Mu Mensae

Observation data Epoch J2000.0 Equinox J2000.0 (ICRS)
- Constellation: Mensa
- Right ascension: 04^{h} 43^{m} 03.964^{s}
- Declination: −70° 55′ 51.69″
- Apparent magnitude (V): 5.54

Characteristics
- Evolutionary stage: main sequence
- Spectral type: B8 II-III(p Si)
- U−B color index: −0.46
- B−V color index: −0.12

Astrometry
- Radial velocity (R_{v}): −0.2±3.9 km/s
- Proper motion (μ): RA: +9.32 mas/yr Dec.: +34.93 mas/yr
- Parallax (π): 6.9699±0.0631 mas
- Distance: 468 ± 4 ly (143 ± 1 pc)
- Absolute magnitude (M_{V}): −0.36

Details
- Mass: 3.5 M_{☉}
- Radius: 3.3 R_{☉}
- Luminosity: 216 L_{☉}
- Surface gravity (log g): 4.02 cgs
- Temperature: 12,550 K
- Metallicity [Fe/H]: 0.79 dex
- Rotation: 5.1918 d
- Rotational velocity (v sin i): 30 km/s
- Age: 226 Myr
- Other designations: μ Men, CPD−71°282, HD 30612, HIP 21949, HR 1541, SAO 256122

Database references
- SIMBAD: data

= Mu Mensae =

Star in the constellation Mensa

μ Mensae, Latinized as Mu Mensae, is a solitary, blue-white-hued star in the southern constellation of Mensa. With an apparent visual magnitude of 5.54, it is just bright enough to be faintly visible to the naked eye. Based upon an annual parallax shift of 6.8405 mas as seen from GAIA, this star is located roughly 477 light years from the Sun. At that distance, the visual magnitude is diminished by an extinction factor of 0.09 due to interstellar dust.
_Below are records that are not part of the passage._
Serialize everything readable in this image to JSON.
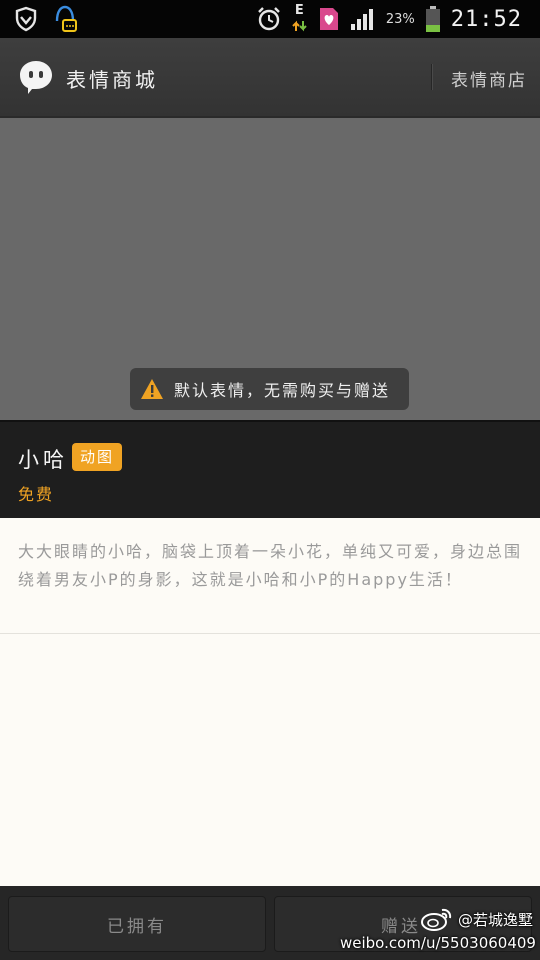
{
  "status_bar": {
    "time": "21:52",
    "battery_percent": "23%",
    "network_type": "E",
    "icons": [
      "vpn-shield-icon",
      "notification-app-icon",
      "alarm-icon",
      "data-transfer-icon",
      "sim-card-icon",
      "signal-icon",
      "battery-icon"
    ]
  },
  "header": {
    "title": "表情商城",
    "shop_link": "表情商店",
    "icon": "chat-bubble-icon"
  },
  "preview": {
    "notice": "默认表情，无需购买与赠送",
    "notice_icon": "warning-icon"
  },
  "pack": {
    "name": "小哈",
    "badge": "动图",
    "price": "免费"
  },
  "description": "大大眼睛的小哈，脑袋上顶着一朵小花，单纯又可爱，身边总围绕着男友小P的身影，这就是小哈和小P的Happy生活！",
  "actions": {
    "owned": "已拥有",
    "gift": "赠送"
  },
  "watermark": {
    "handle": "@若城逸墅",
    "url": "weibo.com/u/5503060409",
    "icon": "weibo-icon"
  },
  "colors": {
    "accent": "#f0a323",
    "title_bar": "#3a3a3a",
    "preview_bg": "#696969"
  }
}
The stellar classification of B8 II-III(p Si) suggests that it is a B-type star with a spectrum that shows mixed traits of a giant and a bright giant star. It may be chemically peculiar with an overabundance of silicon in its outer atmosphere. The estimated radius of the star is 3.3 times that of the Sun. It is radiating 216 times the Sun's luminosity from its photosphere at an effective temperature of 12,550 K.